Identifica los espacios seguros
Busca siempre el sello Bebida OK en la entrada de los locales. Ese distintivo indica que el establecimiento ha formado a su personal y ofrece sistemas de protección física certificados.
La barrera es tu aliada
El uso de tapavasos y sistemas de sellado es el único método que garantiza que nadie pueda introducir nada en tu copa. Si el local no los ofrece, exígelos.
Consejos prácticos para un ocio sin riesgos
La protección activa frente a la sumisión química se construye con pequeños hábitos.
No pierdas de vista tu bebida
Mantener la bebida bajo supervisión reduce el riesgo de manipulación.

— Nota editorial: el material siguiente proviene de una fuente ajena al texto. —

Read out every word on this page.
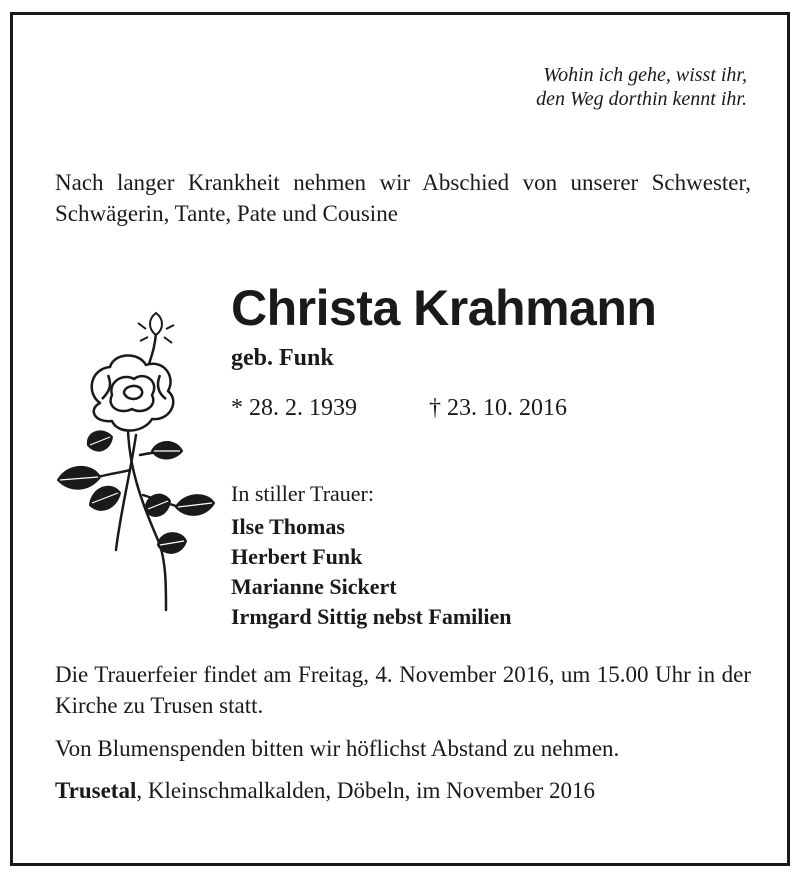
Wohin ich gehe, wisst ihr,
den Weg dorthin kennt ihr.
Nach langer Krankheit nehmen wir Abschied von unserer Schwester, Schwägerin, Tante, Pate und Cousine
Christa Krahmann
geb. Funk
* 28. 2. 1939	† 23. 10. 2016
In stiller Trauer:
Ilse Thomas
Herbert Funk
Marianne Sickert
Irmgard Sittig nebst Familien
Die Trauerfeier findet am Freitag, 4. November 2016, um 15.00 Uhr in der Kirche zu Trusen statt.
Von Blumenspenden bitten wir höflichst Abstand zu nehmen.
Trusetal, Kleinschmalkalden, Döbeln, im November 2016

No la dejes fuera de tu alcance visual.
Sé prudente
Recibe tu bebida directamente del camarero y asegúrate de que el precinto o el tapavasos esté correctamente colocado. No aceptes bebidas de desconocidos.
Utiliza tapavasos adhesivos
Actúan como un precinto y son el método más seguro para dificultar la manipulación de la bebida.
Cuida a tus amigas y amigos
Vigila sus bebidas. Si alguien se siente mal repentinamente, no le dejes solo y avisa al personal del local.
Comunícate
Procura que alguien de confianza siempre sepa dónde estás.
No bebas en exceso
El alcohol está presente en un 80% de los delitos relacionados con la sumisión química.
No hables demasiado
No facilites demasiada información personal a alguien a quien apenas conoces.
Si crees que han manipulado tu bebida
No la bebas. Avisa al personal y pide ayuda a alguien de confianza: «¿Me puedes ayudar un momento?».
Si te sientes mal y no sabes qué hacer
Llama al 016 (víctimas de violencia de género), al 112 (emergencias) o al número local del Punto Violeta.